少し前に受けた、全国共通の学力テスト。どんなもんかと思ってみてみると。


「わお、、」


全国順位三位、そしてうちの学校ではぶっちぎりの一位。確かにこれなら教えられるだけの差があるかもしれない。ボクはうちの学校では上位一桁だけど、県内トップレベルの革命中学を目指すなら、確かにちょっと物足りない。
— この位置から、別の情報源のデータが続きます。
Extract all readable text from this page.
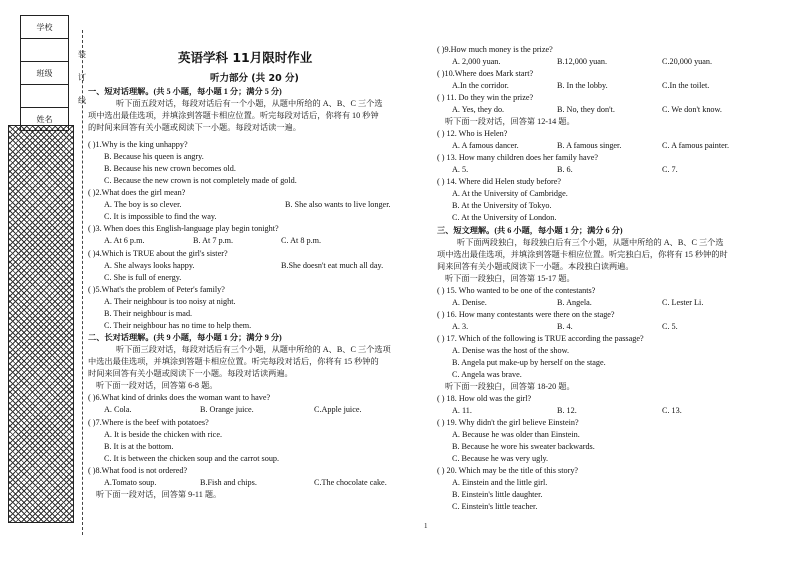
学校

班级

姓名
装
订
线
英语学科 11月限时作业
听力部分 (共 20 分)
一、短对话理解。(共 5 小题，每小题 1 分；满分 5 分)
听下面五段对话，每段对话后有一个小题，从题中所给的 A、B、C 三个选
项中选出最佳选项，并填涂到答题卡相应位置。听完每段对话后，你将有 10 秒钟
的时间来回答有关小题或阅读下一小题。每段对话读一遍。
( )1.Why is the king unhappy?
B. Because his queen is angry.
B. Because his new crown becomes old.
C. Because the new crown is not completely made of gold.
( )2.What does the girl mean?
A. The boy is so clever.	B. She also wants to live longer.
C. It is impossible to find the way.
( )3. When does this English-language play begin tonight?
A. At 6 p.m.	B. At 7 p.m.	C. At 8 p.m.
( )4.Which is TRUE about the girl's sister?
A. She always looks happy.	B.She doesn't eat much all day.
C. She is full of energy.
( )5.What's the problem of Peter's family?
A. Their neighbour is too noisy at night.
B. Their neighbour is mad.
C. Their neighbour has no time to help them.
二、长对话理解。(共 9 小题，每小题 1 分；满分 9 分)
听下面三段对话，每段对话后有三个小题，从题中所给的 A、B、C 三个选项
中选出最佳选项，并填涂到答题卡相应位置。听完每段对话后，你将有 15 秒钟的
时间来回答有关小题或阅读下一小题。每段对话读两遍。
听下面一段对话，回答第 6-8 题。
( )6.What kind of drinks does the woman want to have?
A. Cola.	B. Orange juice.	C.Apple juice.
( )7.Where is the beef with potatoes?
A. It is beside the chicken with rice.
B. It is at the bottom.
C. It is between the chicken soup and the carrot soup.
( )8.What food is not ordered?
A.Tomato soup.	B.Fish and chips.	C.The chocolate cake.
听下面一段对话，回答第 9-11 题。
( )9.How much money is the prize?
A. 2,000 yuan.	B.12,000 yuan.	C.20,000 yuan.
( )10.Where does Mark start?
A.In the corridor.	B. In the lobby.	C.In the toilet.
( ) 11. Do they win the prize?
A. Yes, they do.	B. No, they don't.	C. We don't know.
听下面一段对话，回答第 12-14 题。
( ) 12. Who is Helen?
A. A famous dancer.	B. A famous singer.	C. A famous painter.
( ) 13. How many children does her family have?
A. 5.	B. 6.	C. 7.
( ) 14. Where did Helen study before?
A. At the University of Cambridge.
B. At the University of Tokyo.
C. At the University of London.
三、短文理解。(共 6 小题，每小题 1 分；满分 6 分)
听下面两段独白，每段独白后有三个小题，从题中所给的 A、B、C 三个选
项中选出最佳选项，并填涂到答题卡相应位置。听完独白后，你将有 15 秒钟的时
间来回答有关小题或阅读下一小题。本段独白读两遍。
听下面一段独白，回答第 15-17 题。
( ) 15. Who wanted to be one of the contestants?
A. Denise.	B. Angela.	C. Lester Li.
( ) 16. How many contestants were there on the stage?
A. 3.	B. 4.	C. 5.
( ) 17. Which of the following is TRUE according the passage?
A. Denise was the host of the show.
B. Angela put make-up by herself on the stage.
C. Angela was brave.
听下面一段独白，回答第 18-20 题。
( ) 18. How old was the girl?
A. 11.	B. 12.	C. 13.
( ) 19. Why didn't the girl believe Einstein?
A. Because he was older than Einstein.
B. Because he wore his sweater backwards.
C. Because he was very ugly.
( ) 20. Which may be the title of this story?
A. Einstein and the little girl.
B. Einstein's little daughter.
C. Einstein's little teacher.
1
「じゃあ、交換条件って言ってたけどこっちは何すればいいんだ?その内容と教えてくれる頻度によっては天月さんの提案を呑んでもいい。」


「週三回で合計六時間勉強見てあげる。対価は、受験が終わったあとシニアのチームに一年間所属すること。」


「一年経ったらやめていいの?」


「別にいいよ。まあ、やめたくなくなると思うけど。」


天月はクスクス笑った。


一年間野球を続けるだけで、全国トップクラスの天才から勉強を教えてもらえるのか、、、

 悪くはない、いやむしろ好条件過ぎるかもしれない。

ただ、彼女がなんでボクが野球することにここまでこだわるのかがわからない。


「その条件なら野球をやってもいいよ。けど、なんでいきなりボクにそんな提案をするの?野球部やめた人全員を誘ってる訳じゃないでしょ。」


「うーん、まあ、才能があったからかな。あとは、、、まあいいや。今話すことじゃない。」


「ボク野球上手いかわかんないよ。まともに練習させてもらえなかったし、、」


「見たらわかるよ、君は間違いなくピッチャーとしての才能がある。私が言うんだから間違えない。」


ボクは彼女のことを何も知らなかったけど、なぜかその言葉が正しいことには確信が持てた。

まだ、野球に対して抱く悪感情は変わらなかったけど、彼女と野球をするのは楽しいんじゃないかなとふと思った。